According to the Foundation for Individual Rights and Expression (FIRE) and its 2025 College Free Speech Rankings, New York University has sanctioned scholars and has ranked below average and “abysmal” in college free speech rankings. FIRE wrote a letter to NYU on September 6, 2024, stating its concerns over targeting students’ freedom of speech rights and warns of filing a complaint with the Middle States Commission on Higher Education (MSCHE). One of the concerns was that student protestors at the NYU encampment in April 2024 were punished by being required to write reflection papers that limited the amount of reflection students could write. The instructions to students stated, “[B]e advised that your paper cannot serve to justify your actions, evaluate the actions of others, or challenge a conduct regulation.” NYU administrators diminished the students’ right to freedom of speech.
NYU’s Non-Discrimination and Anti-Harassment policy states, “New York University is committed to maintaining an environment that encourages and fosters appropriate conduct among all persons and respect for individual values.” However, in August 2024, NYU’s updated student code of conduct shrank its respect for individual values on campus by introducing new limitations on free speech. Superficially aimed at restraining bigotry, the new limitations instead shut down opposition by threatening to silence criticism of Zionism on campus. Reportedly, “students who speak out against Zionism — an ethno-nationalist political ideology founded in the late 19th century — will now risk violating the school’s nondiscrimination policies.” By conflating Zionism with Jewish identity and culture, NYU has dangerously equated criticism of a political ideology, which is legitimate free speech, with discrimination against Jewish people and has thereby threatened to repress the speech of anti-genocide students, who have criticized the use of Zionist ideology to justify genocide against Palestinians. These attempts to confuse acceptable speech with hateful rhetoric facilitate the administration’s continued bullying of anti-genocide protests, making it a hostile environment for all students, staff, and faculty who value academic freedom and open inquiry.
NYU Faculty and Staff for Justice in Palestine (NYU FSJP), in a press release on August 25, 2024, affirmed that NYU’s updated student code of conduct will “legitimize far right and ethnonationalist ideologies under the guise of protecting students from racial discrimination.
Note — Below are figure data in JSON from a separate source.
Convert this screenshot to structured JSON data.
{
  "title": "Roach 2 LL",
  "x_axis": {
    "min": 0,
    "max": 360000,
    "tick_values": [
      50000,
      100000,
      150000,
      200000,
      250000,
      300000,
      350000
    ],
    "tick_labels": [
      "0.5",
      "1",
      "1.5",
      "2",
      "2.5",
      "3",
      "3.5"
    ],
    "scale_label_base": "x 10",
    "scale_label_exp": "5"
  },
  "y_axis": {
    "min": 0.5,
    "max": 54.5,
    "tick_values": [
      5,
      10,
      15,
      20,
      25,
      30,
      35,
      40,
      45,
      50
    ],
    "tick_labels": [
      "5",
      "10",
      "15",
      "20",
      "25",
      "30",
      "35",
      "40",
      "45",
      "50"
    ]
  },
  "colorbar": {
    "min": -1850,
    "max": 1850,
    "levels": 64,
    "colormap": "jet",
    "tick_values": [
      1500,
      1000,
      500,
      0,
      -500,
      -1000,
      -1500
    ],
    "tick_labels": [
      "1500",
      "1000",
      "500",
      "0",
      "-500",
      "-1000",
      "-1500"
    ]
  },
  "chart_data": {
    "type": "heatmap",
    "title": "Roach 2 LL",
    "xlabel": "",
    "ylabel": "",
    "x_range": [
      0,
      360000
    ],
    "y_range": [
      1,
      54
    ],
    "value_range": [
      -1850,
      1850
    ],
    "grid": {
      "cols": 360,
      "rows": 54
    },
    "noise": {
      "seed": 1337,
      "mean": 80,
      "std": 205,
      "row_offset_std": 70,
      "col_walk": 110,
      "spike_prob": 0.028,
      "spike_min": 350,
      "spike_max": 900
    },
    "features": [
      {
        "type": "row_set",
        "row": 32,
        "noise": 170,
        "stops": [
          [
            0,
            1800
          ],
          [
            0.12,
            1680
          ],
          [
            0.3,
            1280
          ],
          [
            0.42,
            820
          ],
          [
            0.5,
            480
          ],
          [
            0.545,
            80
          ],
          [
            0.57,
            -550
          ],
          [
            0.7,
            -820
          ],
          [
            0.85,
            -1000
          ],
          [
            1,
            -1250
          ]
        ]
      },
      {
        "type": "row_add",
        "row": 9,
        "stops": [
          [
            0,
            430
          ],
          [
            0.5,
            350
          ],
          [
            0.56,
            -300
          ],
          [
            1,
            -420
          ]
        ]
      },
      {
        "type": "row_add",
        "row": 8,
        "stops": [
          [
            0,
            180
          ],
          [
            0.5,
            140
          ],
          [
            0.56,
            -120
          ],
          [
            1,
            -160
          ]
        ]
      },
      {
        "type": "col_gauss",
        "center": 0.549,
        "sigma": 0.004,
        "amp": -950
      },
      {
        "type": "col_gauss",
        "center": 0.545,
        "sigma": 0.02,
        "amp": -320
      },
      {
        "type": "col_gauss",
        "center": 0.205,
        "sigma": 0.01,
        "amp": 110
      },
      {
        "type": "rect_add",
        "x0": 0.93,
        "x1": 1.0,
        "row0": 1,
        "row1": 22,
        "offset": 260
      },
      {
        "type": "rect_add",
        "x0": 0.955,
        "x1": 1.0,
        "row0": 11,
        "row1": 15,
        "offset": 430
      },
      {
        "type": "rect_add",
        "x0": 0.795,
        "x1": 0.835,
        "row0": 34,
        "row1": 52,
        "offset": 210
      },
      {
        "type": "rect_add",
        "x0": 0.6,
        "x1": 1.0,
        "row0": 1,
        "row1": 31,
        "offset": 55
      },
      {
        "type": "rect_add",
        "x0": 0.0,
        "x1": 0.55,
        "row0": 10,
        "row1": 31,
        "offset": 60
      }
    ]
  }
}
This weaponization of the Title VI apparatus openly threatens the university’s commitments to academic freedom and to nondiscrimination.” The group of faculty and staff at NYU pledged to withhold administrative duties for the fall semester beginning on Labor Day until (1) university leadership removes NYPD from the campus, (2) pardons those students, faculty, and staff who are facing disciplinary action for their participation in pro-Palestinian demonstrations, and (3) terminates the weaponization of Office of Equal Opportunity, Title VI, and IHRA against members of the NYU community. Similarly, the Nexus Project notes, “Strong criticism of Israel or Zionism or calls for major, even radical, political reform, including advocating for a state that affords equal collective and legal rights to all its citizens, are not antisemitic.”